Inutile dire che Jensen, un minuto dopo che Jared fu sistemato in camera, era già al suo fianco.
“Jensen...” lo richiamò Pellegrino. “Stanotte ti permetto di stare qui, ma da domani sera te ne vai a casa tua!” ed era decisamente categorico.
“Ma io…lui..” balbettò Jensen.
“Lui ora sta bene e deve solo recuperare. E anche tu. Domani sera te ne torni a casa!” e andò via senza dare al biondo la possibilità di perorare la sua causa.
Jensen lo vide uscire. Sbuffò. “Che palle!!” sbottò, indispettito.
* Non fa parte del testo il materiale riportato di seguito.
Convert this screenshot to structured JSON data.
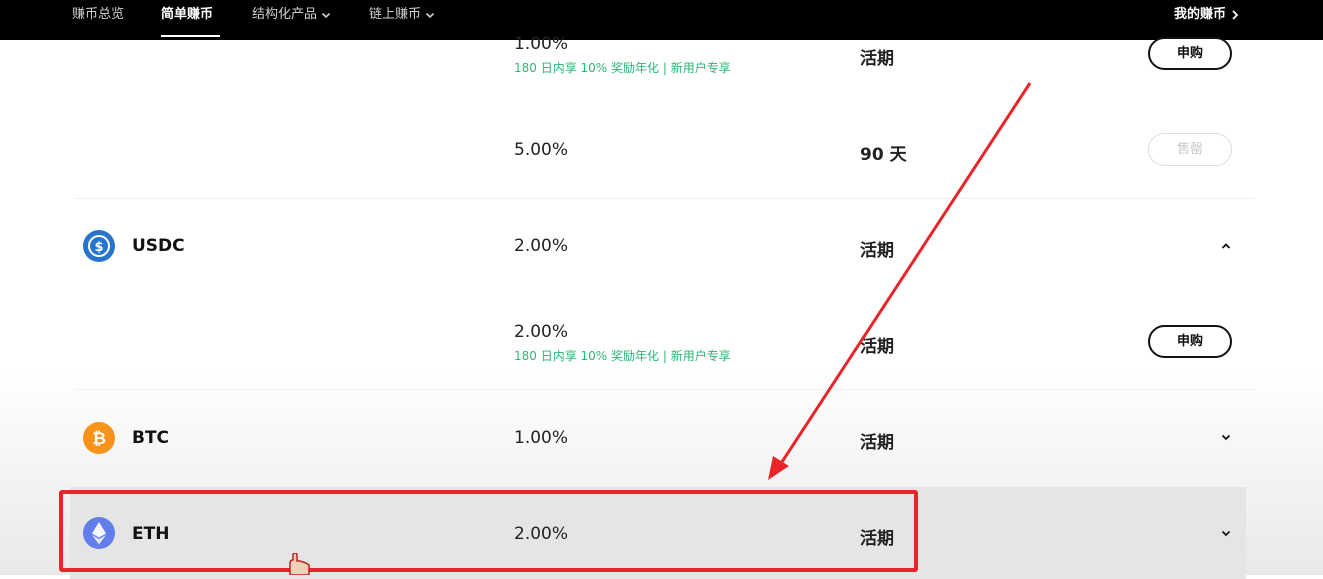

Ma subito dopo tornò a concentrarsi sul volto decisamente più sereno di Jared. Ora, sembrava davvero stesse solo riposando.
“Vado a prenderti qualcosa da mangiare e poi vado. Sono di turno tra un’ora , ma smonto nel pomeriggio, verso le tre circa. Ma voglio che tu mi chiami ad ogni sua variazione!” lo avvertì Misha.
“Contaci!”

Jensen passò così la sua giornata. Seduto accanto a Jared. Osservando i vari medici che si alternavano nei controlli, a sospirare sollevato ogni volta che Pellegrino gli sorrideva soddisfatto dicendogli che tutto andava bene.
Mangiò il panino che gli aveva preso Misha vicino alla finestra che dava su un piccolo cortile in cui i vari pazienti che se lo potevano permettere, trascorrevano un po’ di tempo con i familiari o a leggere il giornale o gettando delle briciole ai piccioni che svolazzavano tranquilli tra le fronde degli alberi.
Nella sua mente la tranquillità sul fatto che Jared ne stava uscendo, e la consapevolezza che aveva perso del tempo prezioso e quello che si portava dentro , avrebbe dovuto confessarlo subito.
Una volta finito tornò a sedersi vicino al letto. Prese con delicatezza la mano di Jared e ne accarezzò piano i contorni.
“Andiamo...andiamo…non farmi aspettare ancora. Apri gli occhi, Jared. Torna da me. Devo dirti tante cose e una è...è davvero importante. Andiamo...andiamo...” sussurrava senza rancore, baciandogli sofficemente le nocche.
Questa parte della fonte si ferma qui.